Getting people to improve what they do automatically will definitely help to compensate for complacency leading to mind not on task. But it’s always better if you’re thinking about what you’re doing, because your habits and reflexes (alone) don’t give you the ability to anticipate a dangerous situation that’s about to occur so you can get yourself completely out of the line-of-fire. You need your mind for that. So we also need a way to help people get their mind back on task from wherever it may have drifted off to. However, if you start looking for these state to error patterns (once you start to see them, you’ll see them everywhere), then every time you do see one, it will almost automatically make you think about what you’re doing at the moment.

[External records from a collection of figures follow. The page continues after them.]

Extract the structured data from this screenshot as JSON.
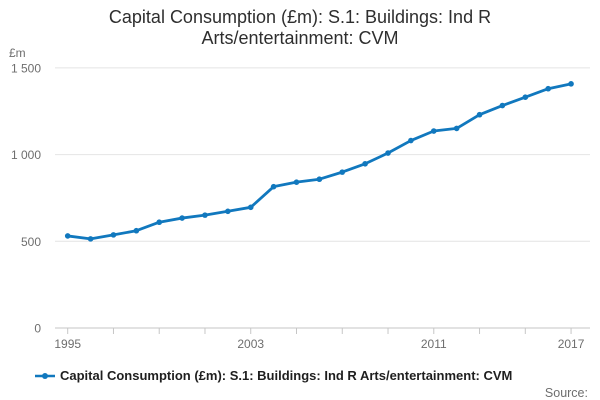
{
  "title": {
    "line1": "Capital Consumption (£m): S.1: Buildings: Ind R",
    "line2": "Arts/entertainment: CVM"
  },
  "axis": {
    "y_unit": "£m"
  },
  "legend": {
    "marker": "line-dot-marker",
    "label": "Capital Consumption (£m): S.1: Buildings: Ind R Arts/entertainment: CVM"
  },
  "footer": {
    "source_label": "Source:"
  },
  "colors": {
    "line": "#1178be",
    "grid": "#e4e4e4",
    "axis": "#c6c6c6",
    "tick_label": "#6e6e6e",
    "title_text": "#2e2e2e",
    "legend_text": "#1f1f1f",
    "source_text": "#6e6e6e"
  },
  "chart_data": {
    "type": "line",
    "title": "Capital Consumption (£m): S.1: Buildings: Ind R Arts/entertainment: CVM",
    "xlabel": "",
    "ylabel": "£m",
    "x": [
      1995,
      1996,
      1997,
      1998,
      1999,
      2000,
      2001,
      2002,
      2003,
      2004,
      2005,
      2006,
      2007,
      2008,
      2009,
      2010,
      2011,
      2012,
      2013,
      2014,
      2015,
      2016,
      2017
    ],
    "values": [
      531,
      514,
      537,
      561,
      610,
      634,
      651,
      673,
      696,
      815,
      841,
      858,
      899,
      947,
      1009,
      1081,
      1136,
      1151,
      1230,
      1283,
      1331,
      1380,
      1408
    ],
    "series_name": "Capital Consumption (£m): S.1: Buildings: Ind R Arts/entertainment: CVM",
    "ylim": [
      0,
      1500
    ],
    "xlim": [
      1995,
      2017
    ],
    "y_ticks": [
      {
        "value": 0,
        "label": "0"
      },
      {
        "value": 500,
        "label": "500"
      },
      {
        "value": 1000,
        "label": "1 000"
      },
      {
        "value": 1500,
        "label": "1 500"
      }
    ],
    "x_tick_years": [
      1995,
      1997,
      1999,
      2001,
      2003,
      2005,
      2007,
      2009,
      2011,
      2013,
      2015,
      2017
    ],
    "x_labeled_years": [
      1995,
      2003,
      2011,
      2017
    ],
    "grid": "horizontal-only",
    "legend_position": "bottom-left",
    "marker": "dot"
  }
}
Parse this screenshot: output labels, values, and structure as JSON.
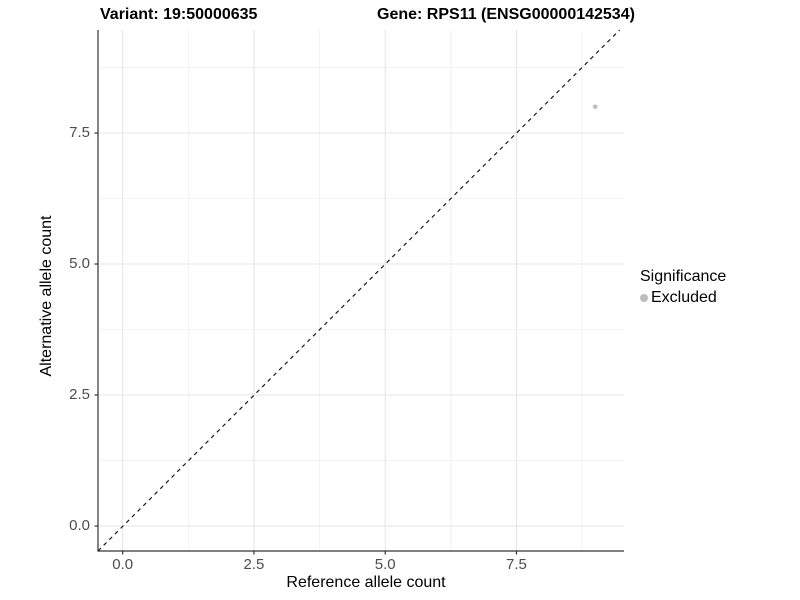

The last technique we need to teach people is to analyze their close calls and small errors to determine if it was a state like rushing, frustration or fatigue that they didn’t “self-trigger” on—or, if it was complacency leading to mind not on task, then it’s probably a habit that still needs more work. Now, teaching these techniques to people is one thing. (See Figure #2.) Getting them to put some effort into improving is another. In other words, they don’t just need information—they need training. But if you’re willing to invest the time, effort, etc. to train them well, the injury reductions—both on- and off-the-job will be more than worth it. Moreover, since these concepts are simple enough, with a few training aids, employees can also teach these concepts to their families, which helps the employee learn it even better. (See Figure #3.) If your company also pays for all of the employee’s dependants’ injuries, then the return on investment for this kind of training is huge. In some cases, it’s been over 500% in two years.
This type of training isn’t expensive (compared to traditional BBS), it works everywhere: at work, at home and on the highway—and, it’s been proven to work with over 1,000,000 employees.
In summary, you can do something about off-the-job safety—the elephant in the living room. Hopefully, you won’t have to go to a funeral first. Oh, and by the way, you’ll probably reduce your acute injuries at work by more than 50%.
Larry Wilson has been a behavior-based safety consultant for over 25 years. He has worked with over 2,500 companies in Canada, the United States, Mexico, South America, the Pacific Rim and Europe. He is also the author of SafeStart, an advanced safety awareness program currently being used by over 2,000,000 people in 50 countries worldwide.